Tra le altre strutture in evidenza: l’Istituto Nazionale dei Tumori di Milano, il San Raffaele – Gruppo San Donato, l’Humanitas di Rozzano, l’Azienda Ospedaliero-Universitaria di Pisa, l’Azienda Ospedale Università di Padova, il Sant’Orsola-Malpighi di Bologna, il San Camillo Forlanini di Roma, il Gaslini di Genova e gli Ospedali Riuniti Marche Nord di Pesaro.
Il ranking, basato su oltre 2.300 ospedali in 28 Paesi, prende in considerazione le raccomandazioni di professionisti medici, accreditamenti e certificazioni, oltre ai Patient Reported Outcome Measures (PROMs) che misurano la qualità di vita riferita dai pazienti.

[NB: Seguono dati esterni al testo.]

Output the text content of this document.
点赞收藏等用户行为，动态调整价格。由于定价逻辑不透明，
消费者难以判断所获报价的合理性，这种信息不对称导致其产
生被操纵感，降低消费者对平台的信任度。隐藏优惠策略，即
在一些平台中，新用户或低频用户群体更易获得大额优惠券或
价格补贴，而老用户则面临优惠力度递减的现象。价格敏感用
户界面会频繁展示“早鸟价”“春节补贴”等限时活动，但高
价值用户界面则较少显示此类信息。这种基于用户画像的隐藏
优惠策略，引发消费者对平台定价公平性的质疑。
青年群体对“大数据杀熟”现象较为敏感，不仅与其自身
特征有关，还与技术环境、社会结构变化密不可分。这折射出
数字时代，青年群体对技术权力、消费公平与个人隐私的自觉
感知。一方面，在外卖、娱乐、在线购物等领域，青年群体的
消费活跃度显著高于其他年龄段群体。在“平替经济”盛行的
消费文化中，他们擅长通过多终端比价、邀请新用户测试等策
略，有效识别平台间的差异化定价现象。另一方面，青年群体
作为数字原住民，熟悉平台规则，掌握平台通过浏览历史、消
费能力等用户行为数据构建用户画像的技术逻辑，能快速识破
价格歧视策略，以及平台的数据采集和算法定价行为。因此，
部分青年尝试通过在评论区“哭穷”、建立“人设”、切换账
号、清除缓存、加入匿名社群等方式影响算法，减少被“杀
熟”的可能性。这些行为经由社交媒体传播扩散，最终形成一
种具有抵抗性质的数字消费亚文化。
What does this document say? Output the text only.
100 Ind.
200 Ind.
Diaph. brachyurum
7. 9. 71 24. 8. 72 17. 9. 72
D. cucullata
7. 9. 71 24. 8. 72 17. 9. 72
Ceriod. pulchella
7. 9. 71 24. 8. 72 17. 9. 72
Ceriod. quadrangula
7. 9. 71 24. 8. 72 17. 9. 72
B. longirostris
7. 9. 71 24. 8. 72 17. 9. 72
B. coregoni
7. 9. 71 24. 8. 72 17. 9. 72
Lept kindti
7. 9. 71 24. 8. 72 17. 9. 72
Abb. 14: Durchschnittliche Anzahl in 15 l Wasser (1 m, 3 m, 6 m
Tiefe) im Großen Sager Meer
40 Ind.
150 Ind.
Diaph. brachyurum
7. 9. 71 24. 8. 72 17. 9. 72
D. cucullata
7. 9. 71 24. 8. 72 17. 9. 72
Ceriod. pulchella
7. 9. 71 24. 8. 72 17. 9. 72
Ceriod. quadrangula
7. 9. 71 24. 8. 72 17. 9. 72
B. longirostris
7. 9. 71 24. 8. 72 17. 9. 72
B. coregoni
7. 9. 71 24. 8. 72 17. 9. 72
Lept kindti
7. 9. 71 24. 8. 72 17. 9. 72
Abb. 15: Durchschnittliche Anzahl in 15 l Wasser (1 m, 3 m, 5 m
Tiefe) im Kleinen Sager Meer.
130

Gli Stati Uniti guidano con 173 strutture, seguiti da Francia (66), Germania (59) e Regno Unito (53). L’Italia con 41 ospedali supera la Spagna (28 ospedali), ma resta sbilanciata verso il Nord, con Lombardia al primo posto (16 ospedali, soprattutto a Milano), seguita da Lazio (8, tutti a Roma) e Piemonte (4).